401(k) benefits studied
Pressure is growing to change incentives for retirement savings as U.S. lawmakers look for revenue, and top earners may pay the price.
The budget challenges confronting the federal government are leading to scrutiny of tax-advantaged savings accounts such as 401(k)s because they are among the costliest tax breaks. A Brookings Institution report released Tuesday added to research that recommends curtailing the benefits for top earners to boost U.S. coffers.
“We really need to think hard about whether the dollars we are spending are effective at achieving the goals,” said Karen Dynan, co-director of the economic studies program at Washington-based Brookings and author of the report. “Our existing programs are falling short.”
The benefits reward higher earners who would save anyway while not providing enough incentive for low-income and middle-income earners, Dynan said.
J&J loses lawsuit
Johnson & Johnson’s Ethicon unit failed to properly warn of the risks of a vaginal mesh implant and made fraudulent misrepresentations to a South Dakota nurse who sued, a New Jersey jury ruled.
Jurors ordered J&J to pay $3.35 million to the nurse, Linda Gross, and her husband. Gross, 47, had 18 operations after the device was implanted.

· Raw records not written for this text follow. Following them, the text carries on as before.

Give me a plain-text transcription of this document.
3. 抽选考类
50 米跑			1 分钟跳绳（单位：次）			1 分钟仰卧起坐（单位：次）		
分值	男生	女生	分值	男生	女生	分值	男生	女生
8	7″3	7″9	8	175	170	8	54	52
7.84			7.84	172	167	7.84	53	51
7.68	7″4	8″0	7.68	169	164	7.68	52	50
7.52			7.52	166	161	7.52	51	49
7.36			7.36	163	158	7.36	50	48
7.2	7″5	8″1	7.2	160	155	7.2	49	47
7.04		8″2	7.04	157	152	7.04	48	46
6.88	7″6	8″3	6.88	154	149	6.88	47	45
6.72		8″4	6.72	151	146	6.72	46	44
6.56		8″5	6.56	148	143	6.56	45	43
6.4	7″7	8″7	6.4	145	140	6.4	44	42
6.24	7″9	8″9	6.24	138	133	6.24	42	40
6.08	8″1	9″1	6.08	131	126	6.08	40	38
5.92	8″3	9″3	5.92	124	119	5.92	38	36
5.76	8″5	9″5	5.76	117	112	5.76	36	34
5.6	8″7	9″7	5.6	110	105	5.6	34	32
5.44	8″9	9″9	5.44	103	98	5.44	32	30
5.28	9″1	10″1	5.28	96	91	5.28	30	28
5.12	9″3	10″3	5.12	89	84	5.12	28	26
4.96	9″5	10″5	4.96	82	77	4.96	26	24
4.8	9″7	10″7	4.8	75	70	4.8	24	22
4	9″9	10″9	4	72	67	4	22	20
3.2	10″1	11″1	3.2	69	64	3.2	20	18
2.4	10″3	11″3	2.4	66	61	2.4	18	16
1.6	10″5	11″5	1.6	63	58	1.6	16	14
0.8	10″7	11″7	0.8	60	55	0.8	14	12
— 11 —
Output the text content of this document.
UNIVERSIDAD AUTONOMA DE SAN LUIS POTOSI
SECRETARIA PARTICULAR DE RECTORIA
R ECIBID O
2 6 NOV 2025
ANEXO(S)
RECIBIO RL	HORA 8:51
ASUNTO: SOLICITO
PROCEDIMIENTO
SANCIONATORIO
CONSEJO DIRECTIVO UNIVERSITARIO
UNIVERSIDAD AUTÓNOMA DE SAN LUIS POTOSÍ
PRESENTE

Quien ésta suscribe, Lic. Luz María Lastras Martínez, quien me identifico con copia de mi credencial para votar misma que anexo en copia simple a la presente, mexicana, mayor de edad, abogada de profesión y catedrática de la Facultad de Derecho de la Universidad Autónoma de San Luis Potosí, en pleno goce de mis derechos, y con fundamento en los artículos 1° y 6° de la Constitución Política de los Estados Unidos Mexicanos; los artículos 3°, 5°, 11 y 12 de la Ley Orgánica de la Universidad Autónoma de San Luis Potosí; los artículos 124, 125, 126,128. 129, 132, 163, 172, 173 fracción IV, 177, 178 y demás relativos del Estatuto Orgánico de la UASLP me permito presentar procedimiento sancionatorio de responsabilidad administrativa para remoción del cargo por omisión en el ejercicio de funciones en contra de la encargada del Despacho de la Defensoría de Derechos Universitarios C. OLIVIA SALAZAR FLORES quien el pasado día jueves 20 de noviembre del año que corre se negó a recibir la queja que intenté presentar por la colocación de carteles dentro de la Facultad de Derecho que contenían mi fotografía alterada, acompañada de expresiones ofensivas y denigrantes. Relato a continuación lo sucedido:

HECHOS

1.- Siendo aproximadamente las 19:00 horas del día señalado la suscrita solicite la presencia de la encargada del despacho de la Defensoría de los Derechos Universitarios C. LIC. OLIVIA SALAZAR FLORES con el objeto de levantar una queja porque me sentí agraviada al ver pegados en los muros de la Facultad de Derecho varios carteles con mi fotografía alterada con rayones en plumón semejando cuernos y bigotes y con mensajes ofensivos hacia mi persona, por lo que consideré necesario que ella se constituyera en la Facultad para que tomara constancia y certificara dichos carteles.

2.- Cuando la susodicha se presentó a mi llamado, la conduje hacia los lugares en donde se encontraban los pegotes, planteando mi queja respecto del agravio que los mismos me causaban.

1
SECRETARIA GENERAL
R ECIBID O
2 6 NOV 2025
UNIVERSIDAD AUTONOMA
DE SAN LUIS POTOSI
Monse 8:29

J&J, the world’s biggest seller of health care products, didn’t defectively design the mesh and didn’t make fraudulent misrepresentations to Gross’ doctor, juror ruled. The company failed to warn Gross’ implanting surgeon, the jury said.
The verdict in state court in Atlantic City came in the first of more than 2,100 lawsuits to go to trial over claims that Ethicon’s Gynecare Prolift injured women.
Airline merger hearing
The judge overseeing the bankruptcy of AMR Corp. will hold a hearing to review its planned merger with US Airways Group on March 27, while the court’s assessment of a contentious plan for AMR’s commuter airline unit has been pushed back two weeks to March 12.
The court’s approval is one of several hurdles required to create what would become the world’s largest airline.
The battle over sales of locked iPhones has reached Hong Kong after a telecommunications company filed court documents seeking to contest the practice.
According to court documents filed by a unit of PCCW Ltd., Hong Kong’s dominant telecommunications company, the operator has lost “hundreds of millions” of dollars because Apple’s iPhone 5 doesn’t function on its fourth-generation network.
Most iPhones in the U.S. are sold locked, limiting the ability of consumers to use the device with different carriers.